The much-feted auteur began by widening the frame. Yes, film remains, at its core, an exercise in storytelling, but the ways into that story have multiplied. 

Where once the path might have run cleanly through studio systems, it now branches outward into a network of freelance gigs, independent productions, and digital platforms that require as much strategy as they do sensibility. 

To keep up, Sanchez urged students to pick up more than one instrument: scriptwriting, cinematography, postproduction, even digital marketing. In other words, don’t just play your part; learn the arrangement.

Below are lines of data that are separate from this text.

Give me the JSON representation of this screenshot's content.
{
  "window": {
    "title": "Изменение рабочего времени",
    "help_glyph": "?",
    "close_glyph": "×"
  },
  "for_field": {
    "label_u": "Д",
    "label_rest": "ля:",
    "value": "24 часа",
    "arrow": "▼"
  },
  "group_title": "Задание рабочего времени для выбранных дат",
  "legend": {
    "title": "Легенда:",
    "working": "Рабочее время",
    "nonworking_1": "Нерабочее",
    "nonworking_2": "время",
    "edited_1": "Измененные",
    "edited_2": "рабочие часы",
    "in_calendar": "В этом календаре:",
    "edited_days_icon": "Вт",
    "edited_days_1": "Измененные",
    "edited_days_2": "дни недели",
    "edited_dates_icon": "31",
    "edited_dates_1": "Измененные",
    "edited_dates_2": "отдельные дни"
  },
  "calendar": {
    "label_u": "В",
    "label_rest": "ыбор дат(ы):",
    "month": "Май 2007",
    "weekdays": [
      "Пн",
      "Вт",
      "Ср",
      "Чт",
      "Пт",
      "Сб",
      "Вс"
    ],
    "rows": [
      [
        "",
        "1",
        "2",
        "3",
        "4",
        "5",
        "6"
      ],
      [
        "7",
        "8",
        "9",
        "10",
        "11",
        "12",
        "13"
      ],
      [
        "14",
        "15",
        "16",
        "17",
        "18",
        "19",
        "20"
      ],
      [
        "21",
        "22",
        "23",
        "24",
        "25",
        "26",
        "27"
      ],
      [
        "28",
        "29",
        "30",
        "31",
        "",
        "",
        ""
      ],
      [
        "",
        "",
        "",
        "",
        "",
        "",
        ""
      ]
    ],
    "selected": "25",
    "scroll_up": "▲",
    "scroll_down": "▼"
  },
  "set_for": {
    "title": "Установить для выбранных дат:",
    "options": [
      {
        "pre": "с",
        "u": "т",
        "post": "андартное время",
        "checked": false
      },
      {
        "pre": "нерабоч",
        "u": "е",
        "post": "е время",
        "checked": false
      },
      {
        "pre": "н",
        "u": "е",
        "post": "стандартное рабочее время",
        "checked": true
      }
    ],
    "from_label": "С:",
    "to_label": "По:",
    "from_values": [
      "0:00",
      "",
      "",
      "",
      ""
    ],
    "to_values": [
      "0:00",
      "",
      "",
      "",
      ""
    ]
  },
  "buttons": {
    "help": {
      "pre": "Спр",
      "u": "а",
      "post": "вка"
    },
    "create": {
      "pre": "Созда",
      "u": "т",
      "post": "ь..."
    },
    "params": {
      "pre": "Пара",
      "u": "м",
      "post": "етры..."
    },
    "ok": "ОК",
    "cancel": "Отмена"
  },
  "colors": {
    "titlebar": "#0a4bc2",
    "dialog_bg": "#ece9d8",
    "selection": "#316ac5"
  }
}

This was not a call to scatter, but to stay nimble. The industry, he suggested, rewards those who can switch tracks without losing the thread—who can cut between roles, adapt to new technologies, and still keep the story intact. “The industry is built on talent,” Sanchez noted, “but it is sustained by discipline and the ability to adapt…” he added.

Equally central was the question of voice. As global streaming platforms widen their nets, the appetite for localized, culturally specific narratives has only grown sharper. 

Sanchez was clear on this point: Filipino creators need not sand down their edges to travel. If anything, it is the particularity, the cadence of language, the texture of lived experience, that allows stories to carry. Play it true, and the rest will follow.

What set the session apart was its refusal to linger in abstraction. Sanchez worked from the ground up, breaking down industry jargon into something usable, something students could take with them once the lights came back on. 

Networking was framed not as a buzzword but as a practice where every portfolio-building is not a mere afterthought of a running document of one’s growth.

What began as a conversation about an industry often perceived as distant and opaque had resolved into something more navigable, if still demanding. The maze, it turned out, had its markers after all.

As LPU Manila continues to build out its Multimedia Arts program, initiatives like this do more than fill a room; they tune a generation to the realities of the field they are stepping into. Not just degrees in hand, but a working sense of how to move, when to pivot, and where to look when the path forward seems to blur.

Sanchez leaves them with a note that reads less like encouragement and more like a directive: “The opportunities are there, the pathways are open, and for those willing to hone their craft, the big screen is closer than it seems.” 

The work, as ever, is in showing up, putting in the hours, and learning step by step, cut by cut, on how to find one’s way in.